While eating my pre-work out breakfast this morning, I was looking at some of the emails that came in from our TennisMindCamp players over the weekend, and there was one that really stuck out to me.
And since I think there are a lot more of us that probably have this tennis dilemma, I decided to share my solution to this one with all of you.
The question was…
“Coach, I know I’m supposed to drink water like propel or some sort of sports drink to stay hydrated and so I don’t cramp up, but what if I don’t drink enough or I’m so focused on what’s going on in the match that I forget.
I don’t want to be forced to retire or default the match from dehydration. But I’ve already waited soooooo long. What should I do if this happens and I really start to feel sluggish?”
Well first off, let me tell you, if you haven’t been recharging your mind and your body consistently throughout the tennis match (…especially when playing tennis in extreme heat), your in-game health, focus and performance are all going to take a humongous hit. So, you should definitely be concerned.
Not to mention, you up your chances of coming down with a serious case of hyponatremia. You’re probably thinking, “What the heck is Hyponatremia?”
Well you see, the more you play, the more energy you use. And the more energy you expel, the more the level of nutrients (…particularly electrolytes) your body needs to perform at a high level, goes down.
And if you let those nutrients drop beyond a certain point, then you’re going to be in extremely dangerous territory.
That said, Hyponatremia is what you experience when you’ve passed that critical threshold. It’s a metabolic condition where there are simply not enough electrolytes like sodium (salt), chloride, potassium, magnesium, and calcium in the body fluids outside the cells.
How do you know if you’re suffering from this unfortunate condition?
Well, God forbid you ever feel its effects… But if you’re unlucky enough to come down with this condition while playing, you should know how to recognize it.
These are some of the symptoms: nausea, vomiting, headache, confusion, lethargy, fatigue, appetite loss, restlessness and irritability, muscle weakness, spasms, cramps, and even seizures.
That bad?!? Oh yeah, I’m NOT playin’ around folks. It’s going to feel like you’ve just been hit with a ton of bricks, then blasted by a screaming Andy Roddick forehand immediately afterward.
Now don’t go crazy on me, you CAN reverse the effects and get yourself back in the tennis match (…even if you’ve already started to feel a decline), but you don’t have a lot of time. You need to act fast!
So, what do you do, get the biggest container of liquid you can find and chug it down in one HUGE gulp ASAP? No, just suddenly grabbing and gulping down an entire bottle of Gatorade as fast as you can isn’t going to fix the problem. In fact, it just makes things worse.
(1) It’s going to take too long for your body to respond to it, and (2) you’re going to feel heavier and much slower because you downed so much all at once. Oh and you know what, hyponatremia can also affect athletes who consume too much fluid.
So, what’s the solution?
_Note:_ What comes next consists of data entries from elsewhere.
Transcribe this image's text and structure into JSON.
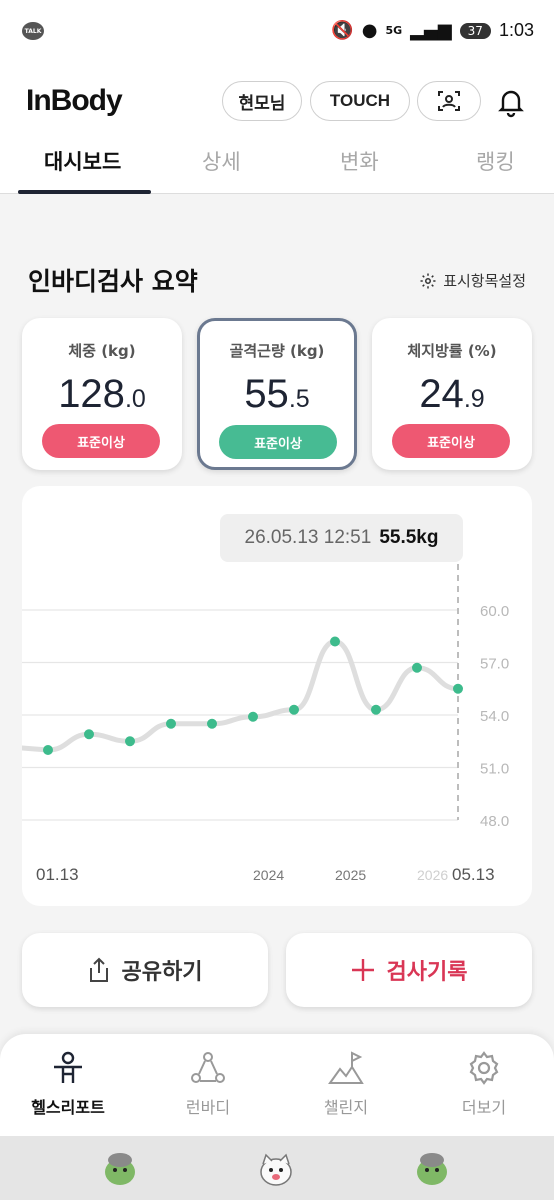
{
  "status": {
    "talk_icon_label": "TALK",
    "network": "5G",
    "battery": "37",
    "time": "1:03"
  },
  "header": {
    "logo": "InBody",
    "user_button": "현모님",
    "touch_button": "TOUCH",
    "tabs": [
      {
        "label": "대시보드",
        "active": true
      },
      {
        "label": "상세",
        "active": false
      },
      {
        "label": "변화",
        "active": false
      },
      {
        "label": "랭킹",
        "active": false
      }
    ]
  },
  "summary": {
    "title": "인바디검사 요약",
    "settings_label": "표시항목설정",
    "cards": [
      {
        "label": "체중 (kg)",
        "value_int": "128",
        "value_dec": ".0",
        "badge": "표준이상",
        "badge_color": "#ee5872"
      },
      {
        "label": "골격근량 (kg)",
        "value_int": "55",
        "value_dec": ".5",
        "badge": "표준이상",
        "badge_color": "#47bb93"
      },
      {
        "label": "체지방률 (%)",
        "value_int": "24",
        "value_dec": ".9",
        "badge": "표준이상",
        "badge_color": "#ee5872"
      }
    ]
  },
  "chart_data": {
    "type": "line",
    "tooltip": {
      "date": "26.05.13 12:51",
      "value": "55.5kg"
    },
    "y_ticks": [
      "60.0",
      "57.0",
      "54.0",
      "51.0",
      "48.0"
    ],
    "ylim": [
      48.0,
      60.0
    ],
    "x_labels": [
      "01.13",
      "2024",
      "2025",
      "2026",
      "05.13"
    ],
    "series": [
      {
        "values": [
          52.0,
          52.9,
          52.5,
          53.5,
          53.5,
          53.9,
          54.3,
          58.2,
          54.3,
          56.7,
          55.5
        ]
      }
    ],
    "point_color": "#3dbb8c",
    "line_color": "#dedede"
  },
  "actions": {
    "share_label": "공유하기",
    "record_label": "검사기록"
  },
  "bottom_nav": [
    {
      "label": "헬스리포트",
      "active": true
    },
    {
      "label": "런바디",
      "active": false
    },
    {
      "label": "챌린지",
      "active": false
    },
    {
      "label": "더보기",
      "active": false
    }
  ]
}
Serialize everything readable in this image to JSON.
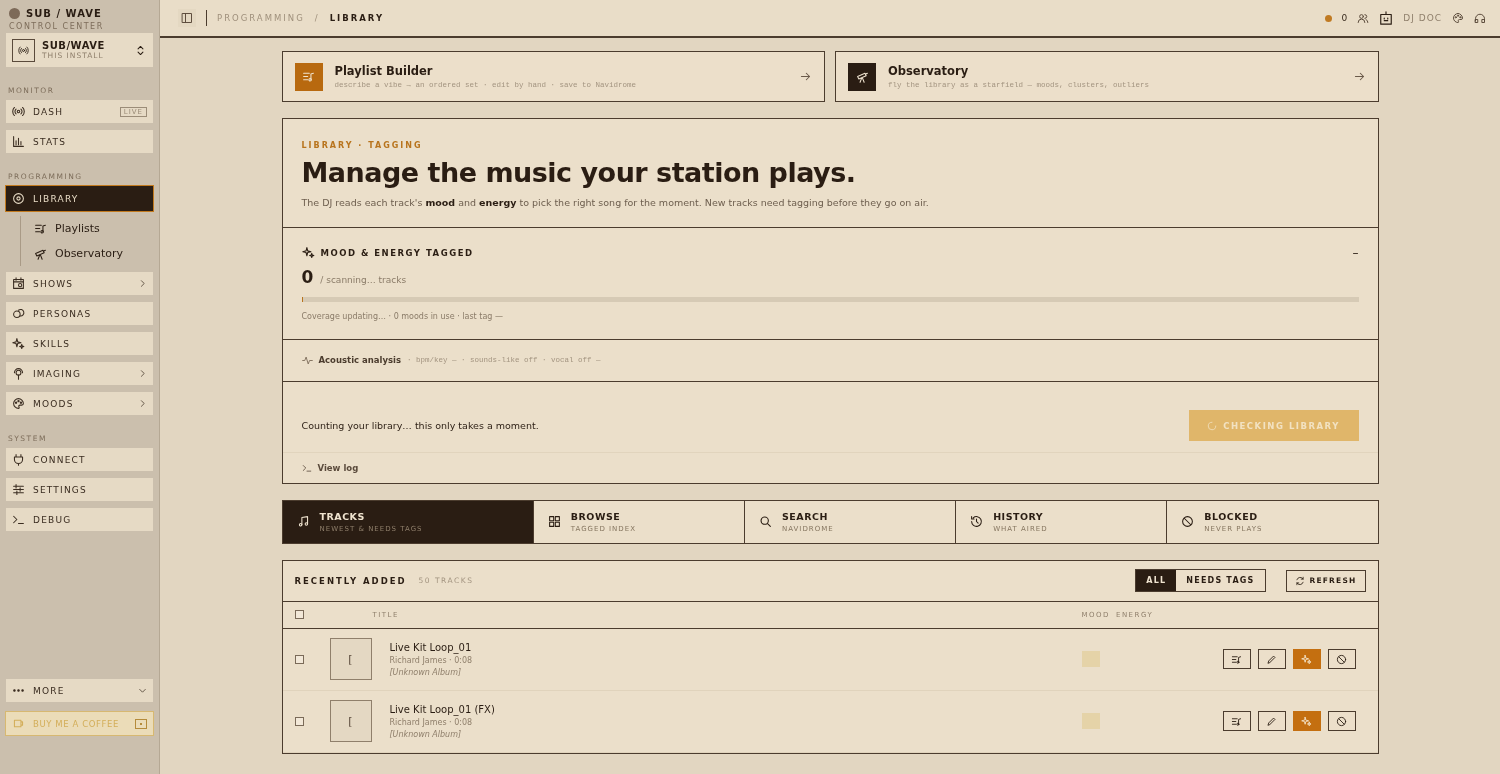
{
  "sidebar": {
    "brand": {
      "title": "SUB / WAVE",
      "subtitle": "CONTROL CENTER"
    },
    "install": {
      "title": "SUB/WAVE",
      "subtitle": "THIS INSTALL"
    },
    "sections": [
      {
        "heading": "MONITOR",
        "items": [
          {
            "label": "DASH",
            "selected": false,
            "expandable": false,
            "badge": "LIVE"
          },
          {
            "label": "STATS",
            "selected": false,
            "expandable": false
          }
        ]
      },
      {
        "heading": "PROGRAMMING",
        "items": [
          {
            "label": "LIBRARY",
            "selected": true,
            "expandable": false,
            "children": [
              {
                "label": "Playlists"
              },
              {
                "label": "Observatory"
              }
            ]
          },
          {
            "label": "SHOWS",
            "selected": false,
            "expandable": true
          },
          {
            "label": "PERSONAS",
            "selected": false,
            "expandable": false
          },
          {
            "label": "SKILLS",
            "selected": false,
            "expandable": false
          },
          {
            "label": "IMAGING",
            "selected": false,
            "expandable": true
          },
          {
            "label": "MOODS",
            "selected": false,
            "expandable": true
          }
        ]
      },
      {
        "heading": "SYSTEM",
        "items": [
          {
            "label": "CONNECT",
            "selected": false,
            "expandable": false
          },
          {
            "label": "SETTINGS",
            "selected": false,
            "expandable": false
          },
          {
            "label": "DEBUG",
            "selected": false,
            "expandable": false
          }
        ]
      }
    ],
    "more": "MORE",
    "coffee": "BUY ME A COFFEE"
  },
  "topbar": {
    "breadcrumb": {
      "parent": "PROGRAMMING",
      "separator": "/",
      "current": "LIBRARY"
    },
    "listeners": "0",
    "dj": "DJ DOC"
  },
  "cards": [
    {
      "title": "Playlist Builder",
      "subtitle": "describe a vibe → an ordered set · edit by hand · save to Navidrome",
      "color": "#b8690f"
    },
    {
      "title": "Observatory",
      "subtitle": "fly the library as a starfield — moods, clusters, outliers",
      "color": "#2a1d13"
    }
  ],
  "hero": {
    "eyebrow": "LIBRARY · TAGGING",
    "title": "Manage the music your station plays.",
    "description": "The DJ reads each track's **mood** and **energy** to pick the right song for the moment. New tracks need tagging before they go on air."
  },
  "tagging": {
    "heading": "MOOD & ENERGY TAGGED",
    "count": "0",
    "count_suffix": "/ scanning… tracks",
    "level": 0,
    "collapse": "–",
    "coverage": "Coverage updating… · 0 moods in use · last tag —"
  },
  "acoustic": {
    "label": "Acoustic analysis",
    "details": "· bpm/key — · sounds-like off · vocal off —"
  },
  "status": {
    "message": "Counting your library… this only takes a moment.",
    "button": {
      "label": "CHECKING LIBRARY",
      "disabled": true
    },
    "log_link": "View log"
  },
  "tabs": [
    {
      "label": "TRACKS",
      "sublabel": "NEWEST & NEEDS TAGS",
      "selected": true
    },
    {
      "label": "BROWSE",
      "sublabel": "TAGGED INDEX",
      "selected": false
    },
    {
      "label": "SEARCH",
      "sublabel": "NAVIDROME",
      "selected": false
    },
    {
      "label": "HISTORY",
      "sublabel": "WHAT AIRED",
      "selected": false
    },
    {
      "label": "BLOCKED",
      "sublabel": "NEVER PLAYS",
      "selected": false
    }
  ],
  "table": {
    "title": "RECENTLY ADDED",
    "count": "50 TRACKS",
    "filters": [
      {
        "label": "ALL",
        "selected": true
      },
      {
        "label": "NEEDS TAGS",
        "selected": false
      }
    ],
    "refresh": "REFRESH",
    "select_all_checked": false,
    "columns": [
      "TITLE",
      "MOOD",
      "ENERGY"
    ],
    "rows": [
      {
        "checked": false,
        "art": "[",
        "title": "Live Kit Loop_01",
        "meta": "Richard James · 0:08",
        "album": "[Unknown Album]"
      },
      {
        "checked": false,
        "art": "[",
        "title": "Live Kit Loop_01 (FX)",
        "meta": "Richard James · 0:08",
        "album": "[Unknown Album]"
      }
    ]
  }
}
Tell me already, right?!?
It’s Pills – Electrolyte Pills!
Electrolytes are the main ingredients that your body uses loses AND is the core substance in nutritional sports drinks that help your body recover.
And it’s the same stuff in these electrolyte pills. But these can save you by giving you a much needed boost and can bring your game back to life – and do it *QUICKLY* without weighing you down.
Now, there are two main types of electrolyte pills: Tablet and gel-capsule form. I would strongly recommend the gel capsule because the absorption rate into the body is a heck of a lot higher (…close to 90%) and much faster than the other.
Here are a few of the leading brands of electrolyte pills: Hammer Endurolytes, NUUN tablets, Elete, Ultima Replenisher, and ZYM Tablets. Feel free to try these out and see if it works for ya.
Now, by no means am I saying that electrolyte pills should take the place of a consistent hydration routine. You NEED to be drinking before the match and during every changer over. That ‘s the most surefire way to eliminate the chance of cramping up, compromising technique, and losing focus.
In my opinion, this is solely an emergency strategy or maybe something you end up using alongside the other I suggested.
This was a great question, because it makes us pay attention to the problem that a lot of us suffer from – knowing but not doing. See, it’s not enough to know that you should drink. You *HAVE * to develop a hydration routine and make it an A-list priority to do it every time out.
So, make it a habit. Do it whenever you’ve got a racket in your hand - in tennis practice sessions, exhibition matches with your friends and hitting partners, and especially in real games.
Do that, and it’ll be second nature to you when it matters most. You’ll never forget and risk sabotaging your chances at a great win because of it – again.
Have a great day and an even better game!